This post, part of the Bridging the Gap channel at the Duck, comes from Michelle Jurkovich, an Assistant Professor of Political Science at the University of Massachusetts Boston. She is a 2019-2020 Public Engagement Fellow with Bridging the Gap and an alumna of BTG’s International Policy Summer Institute. During 2017-2018, she was an American Association for the Advancement of Science (AAAS) Science and Technology fellow working in the Office of Food for Peace at the U.S. Agency for International Development (USAID).
We talk about norms a great deal in international relations (IR) scholarship — but what are the edges of this crucial concept? In a recent article in International Studies Review (“What isn’t a norm?” – ungated until September 21), I argue that in using the term in increasingly flexible ways, scholars have blurred important differences between norms, supererogatory standards, moral principles, and formal law.
Understanding differences among these concepts enables us to better analyze the social and normative environment in which important international actors are working.
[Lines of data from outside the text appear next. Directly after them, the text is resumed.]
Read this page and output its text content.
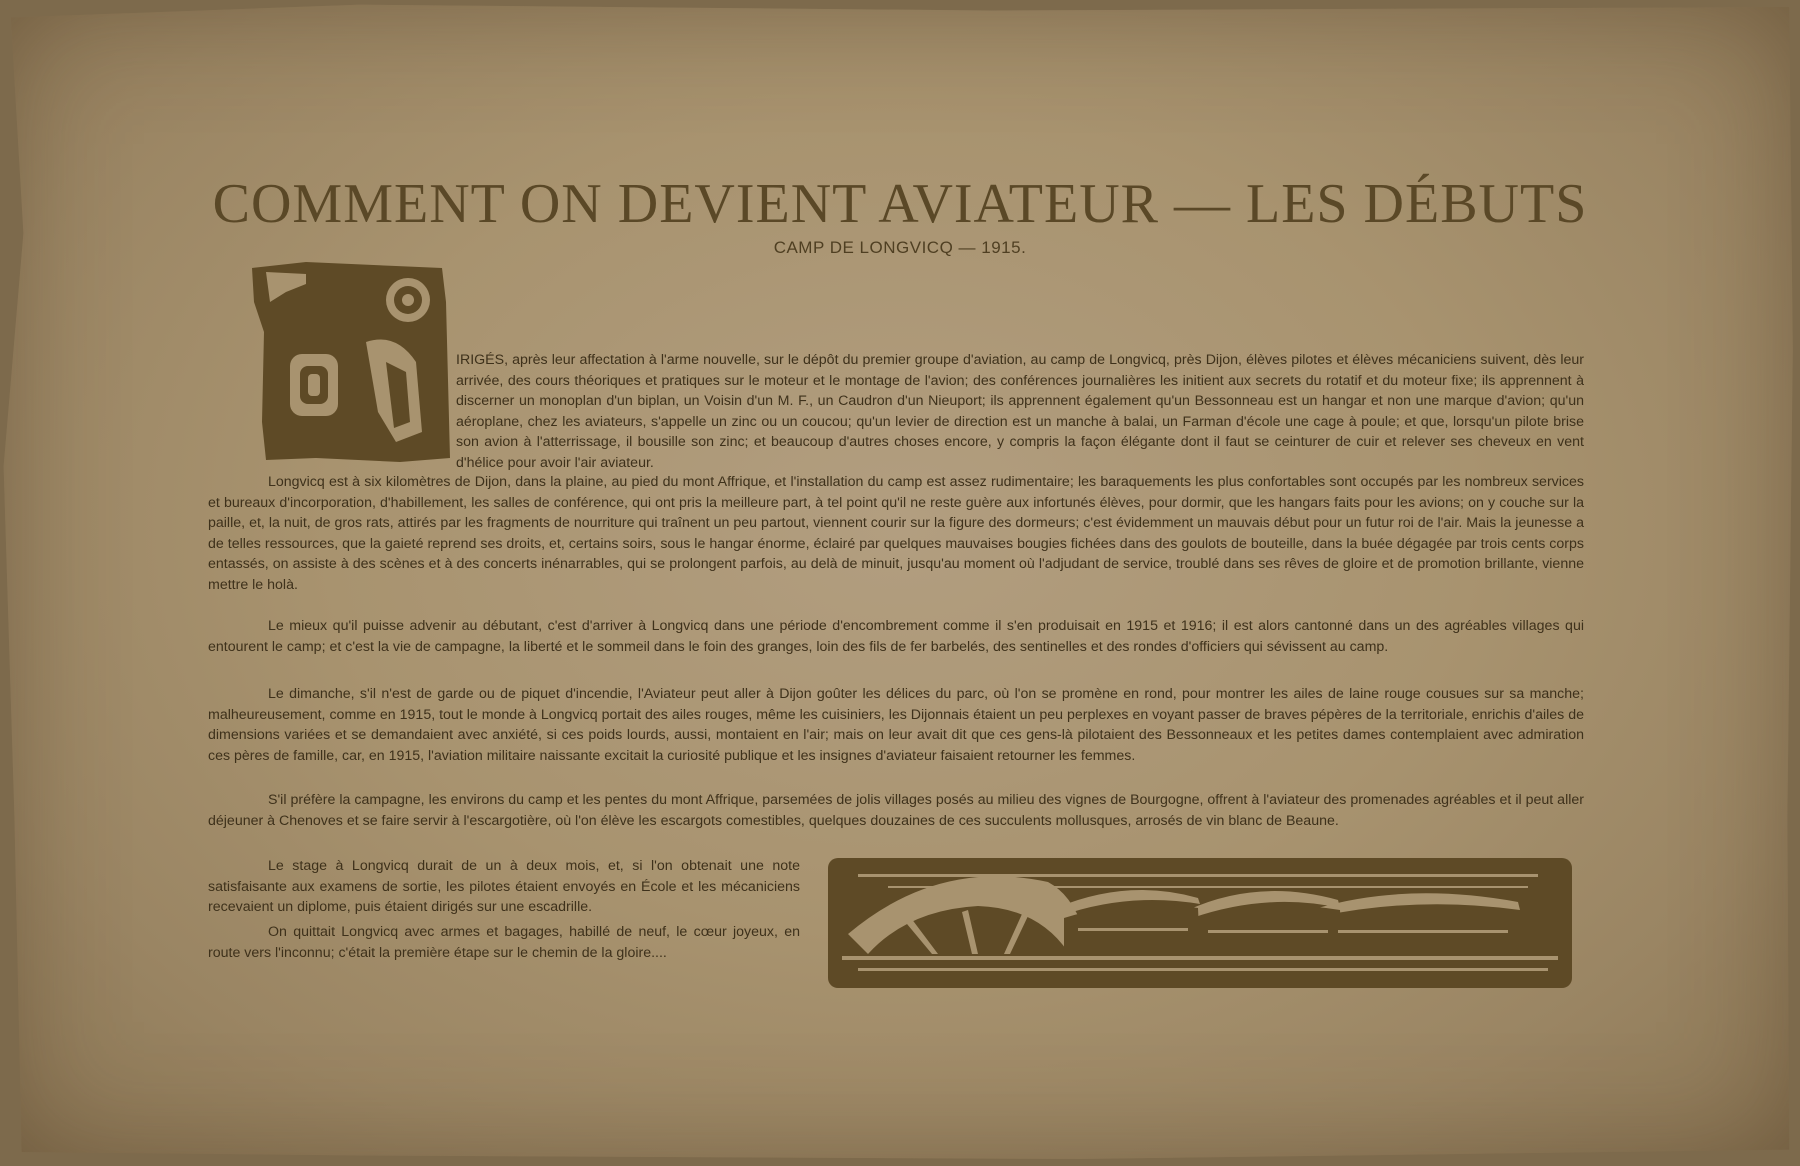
COMMENT ON DEVIENT AVIATEUR — LES DÉBUTS
CAMP DE LONGVICQ — 1915.
IRIGÉS, après leur affectation à l'arme nouvelle, sur le dépôt du premier groupe d'aviation, au camp de Longvicq, près Dijon, élèves pilotes et élèves mécaniciens suivent, dès leur arrivée, des cours théoriques et pratiques sur le moteur et le montage de l'avion; des conférences journalières les initient aux secrets du rotatif et du moteur fixe; ils apprennent à discerner un monoplan d'un biplan, un Voisin d'un M. F., un Caudron d'un Nieuport; ils apprennent également qu'un Bessonneau est un hangar et non une marque d'avion; qu'un aéroplane, chez les aviateurs, s'appelle un zinc ou un coucou; qu'un levier de direction est un manche à balai, un Farman d'école une cage à poule; et que, lorsqu'un pilote brise son avion à l'atterrissage, il bousille son zinc; et beaucoup d'autres choses encore, y compris la façon élégante dont il faut se ceinturer de cuir et relever ses cheveux en vent d'hélice pour avoir l'air aviateur.
Longvicq est à six kilomètres de Dijon, dans la plaine, au pied du mont Affrique, et l'installation du camp est assez rudimentaire; les baraquements les plus confortables sont occupés par les nombreux services et bureaux d'incorporation, d'habillement, les salles de conférence, qui ont pris la meilleure part, à tel point qu'il ne reste guère aux infortunés élèves, pour dormir, que les hangars faits pour les avions; on y couche sur la paille, et, la nuit, de gros rats, attirés par les fragments de nourriture qui traînent un peu partout, viennent courir sur la figure des dormeurs; c'est évidemment un mauvais début pour un futur roi de l'air. Mais la jeunesse a de telles ressources, que la gaieté reprend ses droits, et, certains soirs, sous le hangar énorme, éclairé par quelques mauvaises bougies fichées dans des goulots de bouteille, dans la buée dégagée par trois cents corps entassés, on assiste à des scènes et à des concerts inénarrables, qui se prolongent parfois, au delà de minuit, jusqu'au moment où l'adjudant de service, troublé dans ses rêves de gloire et de promotion brillante, vienne mettre le holà.
Le mieux qu'il puisse advenir au débutant, c'est d'arriver à Longvicq dans une période d'encombrement comme il s'en produisait en 1915 et 1916; il est alors cantonné dans un des agréables villages qui entourent le camp; et c'est la vie de campagne, la liberté et le sommeil dans le foin des granges, loin des fils de fer barbelés, des sentinelles et des rondes d'officiers qui sévissent au camp.
Le dimanche, s'il n'est de garde ou de piquet d'incendie, l'Aviateur peut aller à Dijon goûter les délices du parc, où l'on se promène en rond, pour montrer les ailes de laine rouge cousues sur sa manche; malheureusement, comme en 1915, tout le monde à Longvicq portait des ailes rouges, même les cuisiniers, les Dijonnais étaient un peu perplexes en voyant passer de braves pépères de la territoriale, enrichis d'ailes de dimensions variées et se demandaient avec anxiété, si ces poids lourds, aussi, montaient en l'air; mais on leur avait dit que ces gens-là pilotaient des Bessonneaux et les petites dames contemplaient avec admiration ces pères de famille, car, en 1915, l'aviation militaire naissante excitait la curiosité publique et les insignes d'aviateur faisaient retourner les femmes.
S'il préfère la campagne, les environs du camp et les pentes du mont Affrique, parsemées de jolis villages posés au milieu des vignes de Bourgogne, offrent à l'aviateur des promenades agréables et il peut aller déjeuner à Chenoves et se faire servir à l'escargotière, où l'on élève les escargots comestibles, quelques douzaines de ces succulents mollusques, arrosés de vin blanc de Beaune.
Le stage à Longvicq durait de un à deux mois, et, si l'on obtenait une note satisfaisante aux examens de sortie, les pilotes étaient envoyés en École et les mécaniciens recevaient un diplome, puis étaient dirigés sur une escadrille.
On quittait Longvicq avec armes et bagages, habillé de neuf, le cœur joyeux, en route vers l'inconnu; c'était la première étape sur le chemin de la gloire....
Enhancing the conceptual toolkit we use to make sense of the social world to encompass more than just the “norm” also helps to highlight potential areas of conceptual stretching, which, as Sartori (1970) warned, may lead to false equivalence.
The article is a conceptual piece, but it was driven by a desire to understand some important real world challenges. Why is it so difficult to effectively use shaming strategies around some global problems (like hunger or homelessness) that everyone agrees are morally repugnant? While many human rights are codified in law, are all human rights codified in law also governed by norms? And if they aren’t, how can we make sense of the social environment around them? (My forthcoming book Feeding the Hungry: Blame Diffusion in International Anti-Hunger Advocacy with Cornell University Press tackles these issues with greater depth.)
In my article, I propose the following way of conceptualizing the norm and its conceptual edges (see figure above), based on the definitions of a “norm” provided in both Finnemore and Sikkink (1998:891) and Jepperson, Wendt, and Katzenstein (1996:54). Based on these definitions, norms consist of three essential component parts: (1) a sense of “oughtness,” (2) a defined actor, and (3) a specific behavior or action expected of that actor. A norm must also be collectively shared within a particular society (or else it would be an individual’s private belief) and its component parts need to be specific enough that it is possible for a violator to be identified. Put plainly, norms require a social agreement about who should do what.
The challenge for many issue areas — and economic and social rights in particular — is that reaching a socially shared understanding of “who should do what?” is especially difficult. As an example, there may be widespread agreement in a given community that hunger is morally bad, or that it is a tragedy that children go hungry in the modern age, but without the benefit of an actor from whom a behavior is expected, this remains a moral principle, not a norm. It should then be less surprising to us when the strategies (like shaming) available to activists in issue areas with the benefit of norms fail to be effective here. Despite the existence of international law ascribing responsibility to states for ensuring the right to food for their people, this does not mean there is a norm that “good states ought to ensure their people have enough food to eat.” Laws and norms are not the same thing and they do not always walk hand-in-hand.
As our field hones new methods for aggregating an impressive amount of data on social communities it is equally important that we spend time carefully considering the concepts and categories into which we are sorting this new information.